In the ongoing drama between the ISU Men’s Ice Hockey Club and the ISU Research Foundation, it’s hard not to paint the university as the bad guy.

After all, it looks like a greedy association intent on smashing anyone who commits copyright infringement.

Back in April, the All-University Judiciary Committee found the hockey team responsible for contempt, misrepresentation and violation of using the ISU logo. The hockey team used university logos on its jerseys, in its letterheads and on warmup suits.

The ISU Research Foundation, which checks and approves anything bearing resemblance to the ISU trademarks, suspended the hockey team.

It did what?

Why is it going after the hockey team? Every student-run organization at ISU uses the ISU name and trademark material.

Why should Iowa State shackle the hockey team, especially since it brings in loads of money to Ames and puts on spirited games loaded with profanity-laced team chants?

But after a careful look at the facts, it’s necessary to grit our teeth and admit the university is right.

Basically, the hockey team broke the rules because it wanted to look more like an NCAA hockey team than a student club. After all, competing against the “ISU Men’s Hockey Team” sounds more intimidating than the “ISU Men’s Ice Hockey Club.”

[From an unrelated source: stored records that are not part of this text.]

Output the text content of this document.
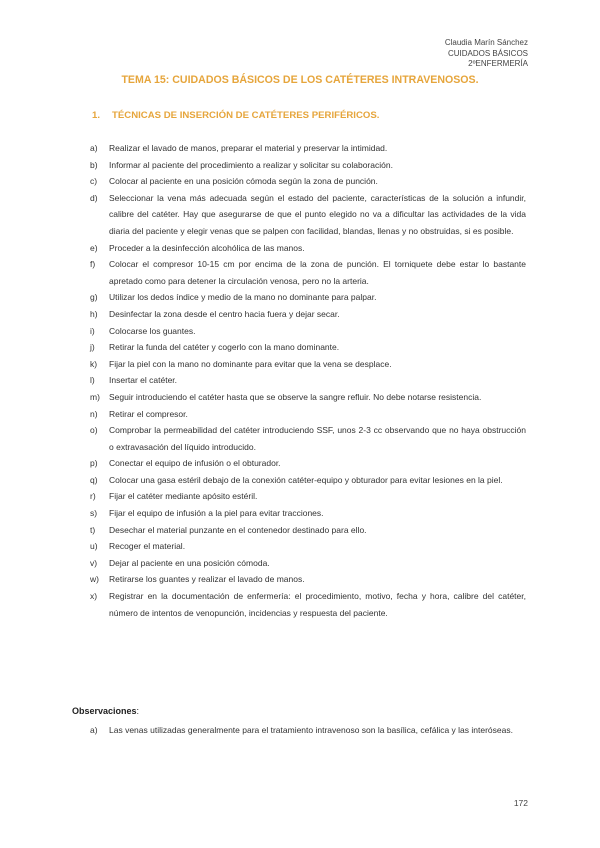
Claudia Marín Sánchez
CUIDADOS BÁSICOS
2ºENFERMERÍA
TEMA 15: CUIDADOS BÁSICOS DE LOS CATÉTERES INTRAVENOSOS.
1. TÉCNICAS DE INSERCIÓN DE CATÉTERES PERIFÉRICOS.
a) Realizar el lavado de manos, preparar el material y preservar la intimidad.
b) Informar al paciente del procedimiento a realizar y solicitar su colaboración.
c) Colocar al paciente en una posición cómoda según la zona de punción.
d) Seleccionar la vena más adecuada según el estado del paciente, características de la solución a infundir, calibre del catéter. Hay que asegurarse de que el punto elegido no va a dificultar las actividades de la vida diaria del paciente y elegir venas que se palpen con facilidad, blandas, llenas y no obstruidas, si es posible.
e) Proceder a la desinfección alcohólica de las manos.
f) Colocar el compresor 10-15 cm por encima de la zona de punción. El torniquete debe estar lo bastante apretado como para detener la circulación venosa, pero no la arteria.
g) Utilizar los dedos índice y medio de la mano no dominante para palpar.
h) Desinfectar la zona desde el centro hacia fuera y dejar secar.
i) Colocarse los guantes.
j) Retirar la funda del catéter y cogerlo con la mano dominante.
k) Fijar la piel con la mano no dominante para evitar que la vena se desplace.
l) Insertar el catéter.
m) Seguir introduciendo el catéter hasta que se observe la sangre refluir. No debe notarse resistencia.
n) Retirar el compresor.
o) Comprobar la permeabilidad del catéter introduciendo SSF, unos 2-3 cc observando que no haya obstrucción o extravasación del líquido introducido.
p) Conectar el equipo de infusión o el obturador.
q) Colocar una gasa estéril debajo de la conexión catéter-equipo y obturador para evitar lesiones en la piel.
r) Fijar el catéter mediante apósito estéril.
s) Fijar el equipo de infusión a la piel para evitar tracciones.
t) Desechar el material punzante en el contenedor destinado para ello.
u) Recoger el material.
v) Dejar al paciente en una posición cómoda.
w) Retirarse los guantes y realizar el lavado de manos.
x) Registrar en la documentación de enfermería: el procedimiento, motivo, fecha y hora, calibre del catéter, número de intentos de venopunción, incidencias y respuesta del paciente.
Observaciones:
a) Las venas utilizadas generalmente para el tratamiento intravenoso son la basílica, cefálica y las interóseas.
172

In one of the more notorious cases of identity crisis, the team tried to inconspicuously use the university’s logo on its jerseys. In January, the ISU Research Foundation found out and told former coach Al Murdoch it couldn’t use the current jerseys, since they were labeled with ISU trademarks.

Murdoch promised the jerseys were only for sale. However, it was discovered later the team wore several of those jerseys taken from the team’s souvenir stand.

The most misleading case was the hockey team using the university’s logo on its letterheads to junior hockey players. Calling itself the “Men’s Hockey Team” could have fooled players into thinking they would play at the NCAA level.

The hockey team is a club team. Never mind that it has a budget of $300,000, which composes 50 percent of the entire student sports club budget.

It can’t pretend to be a university team while receiving the benefits of being a club team, like avoiding NCAA compliance rules and using money from boosters.

Like all other sports, the hockey team can’t live in the best of both worlds.